1. GİRİŞ
İdari işlemler, kısaca idari makamların kamu gücü kullanarak idare işlevine yönelik olarak tesis etmiş oldukları idare hukuku alanında sonuç doğuran hukuki işlemlerdir. Kamu idarelerinin en temel hareket araçlarından biri idarî işlemlerdir. İdari işlemler; tutanak, emir, karar, imar planı, idari para cezası, ruhsat, lisans, faaliyet belgesi, izin gibi farklı biçimlerde hukuk dünyasında somutlaşmaktadır. Hukuk devleti ilkesinin bir gereği olarak bir kamu idaresinden hukuka uygun işlemler tesis etmesi ve hukuka uygun kararlar alması beklenmektedir.

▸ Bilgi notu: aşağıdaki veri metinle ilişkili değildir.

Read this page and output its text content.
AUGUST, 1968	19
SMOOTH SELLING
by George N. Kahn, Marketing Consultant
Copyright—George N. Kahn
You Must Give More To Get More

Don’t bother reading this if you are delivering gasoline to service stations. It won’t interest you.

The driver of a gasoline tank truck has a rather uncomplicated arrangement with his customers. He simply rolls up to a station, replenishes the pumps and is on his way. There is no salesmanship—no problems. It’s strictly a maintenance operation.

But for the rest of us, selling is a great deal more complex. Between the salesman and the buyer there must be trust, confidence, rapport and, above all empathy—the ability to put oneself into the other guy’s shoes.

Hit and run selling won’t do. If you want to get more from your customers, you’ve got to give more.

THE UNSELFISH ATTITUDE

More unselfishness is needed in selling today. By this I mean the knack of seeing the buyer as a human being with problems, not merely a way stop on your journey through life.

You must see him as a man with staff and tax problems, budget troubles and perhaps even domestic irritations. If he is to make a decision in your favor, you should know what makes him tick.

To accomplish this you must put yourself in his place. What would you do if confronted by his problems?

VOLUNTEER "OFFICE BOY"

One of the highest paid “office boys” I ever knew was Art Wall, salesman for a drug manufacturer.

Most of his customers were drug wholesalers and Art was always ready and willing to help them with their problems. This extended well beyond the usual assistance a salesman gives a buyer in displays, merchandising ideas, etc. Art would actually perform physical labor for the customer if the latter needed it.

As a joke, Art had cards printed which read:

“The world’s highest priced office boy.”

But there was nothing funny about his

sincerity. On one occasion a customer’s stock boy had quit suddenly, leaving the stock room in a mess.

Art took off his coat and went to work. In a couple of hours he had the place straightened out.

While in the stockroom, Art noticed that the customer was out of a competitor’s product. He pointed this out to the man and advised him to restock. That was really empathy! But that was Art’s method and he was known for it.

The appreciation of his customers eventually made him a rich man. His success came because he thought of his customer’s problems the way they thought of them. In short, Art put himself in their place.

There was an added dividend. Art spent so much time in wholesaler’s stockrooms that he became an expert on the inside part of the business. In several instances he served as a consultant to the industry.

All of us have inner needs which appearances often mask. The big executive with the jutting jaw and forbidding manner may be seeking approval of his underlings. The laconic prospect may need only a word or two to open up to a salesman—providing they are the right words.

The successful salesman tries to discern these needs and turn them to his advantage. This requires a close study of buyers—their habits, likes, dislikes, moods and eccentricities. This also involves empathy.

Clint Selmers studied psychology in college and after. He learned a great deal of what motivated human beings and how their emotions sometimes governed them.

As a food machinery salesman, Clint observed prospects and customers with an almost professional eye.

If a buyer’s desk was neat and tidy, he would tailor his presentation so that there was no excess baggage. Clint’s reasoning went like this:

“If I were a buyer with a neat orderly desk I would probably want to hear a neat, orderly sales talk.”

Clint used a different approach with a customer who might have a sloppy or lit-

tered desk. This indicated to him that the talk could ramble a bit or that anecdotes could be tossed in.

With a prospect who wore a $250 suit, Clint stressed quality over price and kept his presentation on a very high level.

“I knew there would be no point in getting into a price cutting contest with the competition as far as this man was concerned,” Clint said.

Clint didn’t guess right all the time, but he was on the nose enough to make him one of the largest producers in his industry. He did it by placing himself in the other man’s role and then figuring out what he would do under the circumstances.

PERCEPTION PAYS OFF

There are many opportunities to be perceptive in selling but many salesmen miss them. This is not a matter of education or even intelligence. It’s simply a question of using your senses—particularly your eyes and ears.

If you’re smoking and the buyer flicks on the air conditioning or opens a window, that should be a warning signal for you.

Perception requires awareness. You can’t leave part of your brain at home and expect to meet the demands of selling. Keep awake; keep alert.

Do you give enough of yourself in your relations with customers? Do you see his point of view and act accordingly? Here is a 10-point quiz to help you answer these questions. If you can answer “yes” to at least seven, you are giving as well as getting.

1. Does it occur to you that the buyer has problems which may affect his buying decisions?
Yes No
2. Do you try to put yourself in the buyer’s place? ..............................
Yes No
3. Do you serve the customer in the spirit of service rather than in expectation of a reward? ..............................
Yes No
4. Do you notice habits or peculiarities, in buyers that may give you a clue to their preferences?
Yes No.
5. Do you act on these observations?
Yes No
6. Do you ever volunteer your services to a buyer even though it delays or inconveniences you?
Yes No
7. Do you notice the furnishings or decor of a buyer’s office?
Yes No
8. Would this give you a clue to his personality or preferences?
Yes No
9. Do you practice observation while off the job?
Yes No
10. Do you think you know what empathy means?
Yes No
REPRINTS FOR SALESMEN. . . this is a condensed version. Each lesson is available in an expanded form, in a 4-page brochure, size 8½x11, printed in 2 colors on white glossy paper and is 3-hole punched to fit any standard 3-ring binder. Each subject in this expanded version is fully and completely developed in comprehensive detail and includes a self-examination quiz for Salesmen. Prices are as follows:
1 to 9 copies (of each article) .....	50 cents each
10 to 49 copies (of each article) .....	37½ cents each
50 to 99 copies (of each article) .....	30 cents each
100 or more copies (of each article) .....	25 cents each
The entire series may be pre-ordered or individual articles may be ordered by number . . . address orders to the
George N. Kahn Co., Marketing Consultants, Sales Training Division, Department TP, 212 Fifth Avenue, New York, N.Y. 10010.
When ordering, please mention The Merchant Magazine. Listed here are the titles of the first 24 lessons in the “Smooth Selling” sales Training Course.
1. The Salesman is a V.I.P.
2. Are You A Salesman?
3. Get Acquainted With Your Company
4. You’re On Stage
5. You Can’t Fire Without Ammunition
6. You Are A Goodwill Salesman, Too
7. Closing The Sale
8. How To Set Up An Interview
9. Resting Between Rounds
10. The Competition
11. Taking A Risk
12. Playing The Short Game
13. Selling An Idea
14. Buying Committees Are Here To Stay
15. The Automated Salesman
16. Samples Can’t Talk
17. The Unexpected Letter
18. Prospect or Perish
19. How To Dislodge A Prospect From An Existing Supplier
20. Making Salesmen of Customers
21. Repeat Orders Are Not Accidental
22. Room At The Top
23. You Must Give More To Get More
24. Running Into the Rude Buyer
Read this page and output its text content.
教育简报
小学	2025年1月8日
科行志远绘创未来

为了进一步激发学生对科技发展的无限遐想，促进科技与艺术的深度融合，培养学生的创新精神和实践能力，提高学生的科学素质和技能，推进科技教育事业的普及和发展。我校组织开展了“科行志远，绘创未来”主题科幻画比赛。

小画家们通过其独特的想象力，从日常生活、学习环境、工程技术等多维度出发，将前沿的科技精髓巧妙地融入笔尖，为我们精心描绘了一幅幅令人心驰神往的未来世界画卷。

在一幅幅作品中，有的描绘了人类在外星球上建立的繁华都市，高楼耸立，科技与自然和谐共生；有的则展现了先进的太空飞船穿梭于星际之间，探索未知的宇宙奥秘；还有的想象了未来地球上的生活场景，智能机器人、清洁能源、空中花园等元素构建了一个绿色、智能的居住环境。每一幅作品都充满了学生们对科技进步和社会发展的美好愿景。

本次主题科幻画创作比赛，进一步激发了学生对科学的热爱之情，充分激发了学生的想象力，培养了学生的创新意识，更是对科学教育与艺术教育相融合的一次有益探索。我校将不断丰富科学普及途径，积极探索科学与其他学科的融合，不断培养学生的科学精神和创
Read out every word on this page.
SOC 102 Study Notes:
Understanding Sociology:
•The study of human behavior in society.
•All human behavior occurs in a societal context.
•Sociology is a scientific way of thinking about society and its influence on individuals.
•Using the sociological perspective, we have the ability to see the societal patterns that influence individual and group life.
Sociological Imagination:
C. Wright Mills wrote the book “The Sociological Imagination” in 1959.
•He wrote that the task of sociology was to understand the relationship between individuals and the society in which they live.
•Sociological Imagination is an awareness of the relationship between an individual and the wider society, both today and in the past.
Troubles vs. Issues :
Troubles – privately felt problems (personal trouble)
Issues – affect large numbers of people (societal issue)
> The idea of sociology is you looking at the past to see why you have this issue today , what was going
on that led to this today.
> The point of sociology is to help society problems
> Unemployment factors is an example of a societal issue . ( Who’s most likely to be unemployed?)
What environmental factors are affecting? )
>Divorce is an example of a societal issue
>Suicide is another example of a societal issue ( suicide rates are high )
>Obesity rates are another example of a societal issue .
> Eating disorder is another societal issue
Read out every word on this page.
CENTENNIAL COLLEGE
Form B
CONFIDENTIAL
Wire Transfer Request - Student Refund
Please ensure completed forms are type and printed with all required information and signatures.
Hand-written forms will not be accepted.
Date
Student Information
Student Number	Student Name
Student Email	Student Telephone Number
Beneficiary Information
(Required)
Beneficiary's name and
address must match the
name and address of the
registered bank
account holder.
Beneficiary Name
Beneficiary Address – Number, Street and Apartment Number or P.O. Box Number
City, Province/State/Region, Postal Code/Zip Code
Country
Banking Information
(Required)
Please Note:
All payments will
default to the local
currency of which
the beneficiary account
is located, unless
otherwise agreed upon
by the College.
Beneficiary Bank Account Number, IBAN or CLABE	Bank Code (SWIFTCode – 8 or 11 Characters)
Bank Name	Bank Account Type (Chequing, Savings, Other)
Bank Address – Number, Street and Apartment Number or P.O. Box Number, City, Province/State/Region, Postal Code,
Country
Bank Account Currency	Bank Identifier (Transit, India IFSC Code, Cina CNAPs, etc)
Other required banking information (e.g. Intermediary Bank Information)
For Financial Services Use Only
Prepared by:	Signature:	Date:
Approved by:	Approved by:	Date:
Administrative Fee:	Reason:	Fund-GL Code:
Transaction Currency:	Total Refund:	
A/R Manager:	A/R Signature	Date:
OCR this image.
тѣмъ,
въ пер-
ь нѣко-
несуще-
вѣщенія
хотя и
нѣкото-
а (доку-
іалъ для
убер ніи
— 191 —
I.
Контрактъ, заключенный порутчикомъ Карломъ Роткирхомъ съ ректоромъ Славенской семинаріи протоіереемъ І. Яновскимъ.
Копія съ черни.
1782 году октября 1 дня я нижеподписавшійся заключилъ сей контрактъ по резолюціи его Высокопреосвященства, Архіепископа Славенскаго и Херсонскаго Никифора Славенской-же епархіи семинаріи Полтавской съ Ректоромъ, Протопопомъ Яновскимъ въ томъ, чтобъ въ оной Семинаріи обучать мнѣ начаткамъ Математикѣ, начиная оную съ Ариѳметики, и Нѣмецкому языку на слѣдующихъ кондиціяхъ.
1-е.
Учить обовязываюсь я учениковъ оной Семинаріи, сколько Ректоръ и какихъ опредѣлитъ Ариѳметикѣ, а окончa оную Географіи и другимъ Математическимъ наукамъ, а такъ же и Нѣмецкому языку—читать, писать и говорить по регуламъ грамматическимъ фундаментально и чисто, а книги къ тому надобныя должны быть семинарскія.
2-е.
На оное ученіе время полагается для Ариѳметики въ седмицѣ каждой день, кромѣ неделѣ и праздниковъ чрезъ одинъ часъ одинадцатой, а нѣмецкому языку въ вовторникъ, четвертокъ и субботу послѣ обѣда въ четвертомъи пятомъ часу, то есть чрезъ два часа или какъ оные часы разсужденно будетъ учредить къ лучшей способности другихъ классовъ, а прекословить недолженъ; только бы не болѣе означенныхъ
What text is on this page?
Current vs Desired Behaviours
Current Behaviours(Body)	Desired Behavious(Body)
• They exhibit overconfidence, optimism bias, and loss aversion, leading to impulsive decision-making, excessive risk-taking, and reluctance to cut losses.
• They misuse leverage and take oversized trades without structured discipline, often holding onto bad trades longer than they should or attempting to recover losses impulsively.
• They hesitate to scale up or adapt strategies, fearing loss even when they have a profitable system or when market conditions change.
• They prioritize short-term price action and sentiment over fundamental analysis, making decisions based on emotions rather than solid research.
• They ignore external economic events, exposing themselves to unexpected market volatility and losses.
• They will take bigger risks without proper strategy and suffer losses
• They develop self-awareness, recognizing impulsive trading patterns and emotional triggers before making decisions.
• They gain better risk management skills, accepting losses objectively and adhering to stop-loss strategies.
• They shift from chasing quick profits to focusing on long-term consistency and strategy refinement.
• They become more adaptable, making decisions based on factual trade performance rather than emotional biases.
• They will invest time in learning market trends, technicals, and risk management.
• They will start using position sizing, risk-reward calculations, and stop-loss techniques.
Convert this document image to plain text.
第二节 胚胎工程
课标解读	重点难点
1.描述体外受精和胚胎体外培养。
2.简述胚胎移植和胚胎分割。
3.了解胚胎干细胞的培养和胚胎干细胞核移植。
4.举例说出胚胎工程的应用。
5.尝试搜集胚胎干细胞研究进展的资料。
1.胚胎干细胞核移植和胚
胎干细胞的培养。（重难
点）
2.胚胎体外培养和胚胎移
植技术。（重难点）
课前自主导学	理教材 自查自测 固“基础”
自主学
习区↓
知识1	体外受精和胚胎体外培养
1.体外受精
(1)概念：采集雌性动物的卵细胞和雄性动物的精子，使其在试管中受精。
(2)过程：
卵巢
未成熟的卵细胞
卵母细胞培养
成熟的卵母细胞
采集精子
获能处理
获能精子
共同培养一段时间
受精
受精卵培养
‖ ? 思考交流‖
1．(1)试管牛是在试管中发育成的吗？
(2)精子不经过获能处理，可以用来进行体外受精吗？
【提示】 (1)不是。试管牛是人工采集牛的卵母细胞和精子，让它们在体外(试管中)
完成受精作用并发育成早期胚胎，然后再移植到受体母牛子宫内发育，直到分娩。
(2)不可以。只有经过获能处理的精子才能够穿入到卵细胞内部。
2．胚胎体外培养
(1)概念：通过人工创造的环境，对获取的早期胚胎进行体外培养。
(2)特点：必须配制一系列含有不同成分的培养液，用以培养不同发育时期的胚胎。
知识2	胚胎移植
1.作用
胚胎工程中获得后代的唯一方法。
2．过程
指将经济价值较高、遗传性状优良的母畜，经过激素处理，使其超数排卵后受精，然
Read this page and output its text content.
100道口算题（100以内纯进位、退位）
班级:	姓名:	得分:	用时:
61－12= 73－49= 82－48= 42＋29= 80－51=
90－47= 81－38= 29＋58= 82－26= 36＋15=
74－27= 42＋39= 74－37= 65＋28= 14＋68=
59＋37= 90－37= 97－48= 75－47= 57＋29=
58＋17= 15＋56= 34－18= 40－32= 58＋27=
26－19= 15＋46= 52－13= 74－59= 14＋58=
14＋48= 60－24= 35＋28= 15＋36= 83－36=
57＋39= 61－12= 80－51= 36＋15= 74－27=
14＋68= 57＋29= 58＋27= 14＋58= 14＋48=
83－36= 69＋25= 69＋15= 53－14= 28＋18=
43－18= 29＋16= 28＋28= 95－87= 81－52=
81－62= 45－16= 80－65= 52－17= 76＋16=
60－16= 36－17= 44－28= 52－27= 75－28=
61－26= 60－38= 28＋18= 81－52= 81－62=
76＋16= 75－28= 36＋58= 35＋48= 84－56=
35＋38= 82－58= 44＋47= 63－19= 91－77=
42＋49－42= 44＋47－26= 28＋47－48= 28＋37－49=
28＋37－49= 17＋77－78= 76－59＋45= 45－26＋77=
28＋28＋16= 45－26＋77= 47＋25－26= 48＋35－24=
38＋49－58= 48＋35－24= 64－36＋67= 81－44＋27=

Ancak kamu kurum ve kuruluşlarının idari işlem tesis ederken maddi veya şekli hatalar sonucunda hukuka aykırı idari işlemler tesis etmiş olmaları da mümkündür. Hukuka aykırı olarak tanzim edilen idari işlemlere karşı idari işlemin iptali davası açılması yolu açık olmakla birlikte hatalı idari işlemi tesis eden idarenin bu hukuka aykırılığı kendiliğinden fark etmesi ve idari işlemi geri alması da söz konusu olabilmektedir. İşbu makalemizde idari işlemlerin geri alınması konusu detaylı olarak ele alınarak açıklanacaktır.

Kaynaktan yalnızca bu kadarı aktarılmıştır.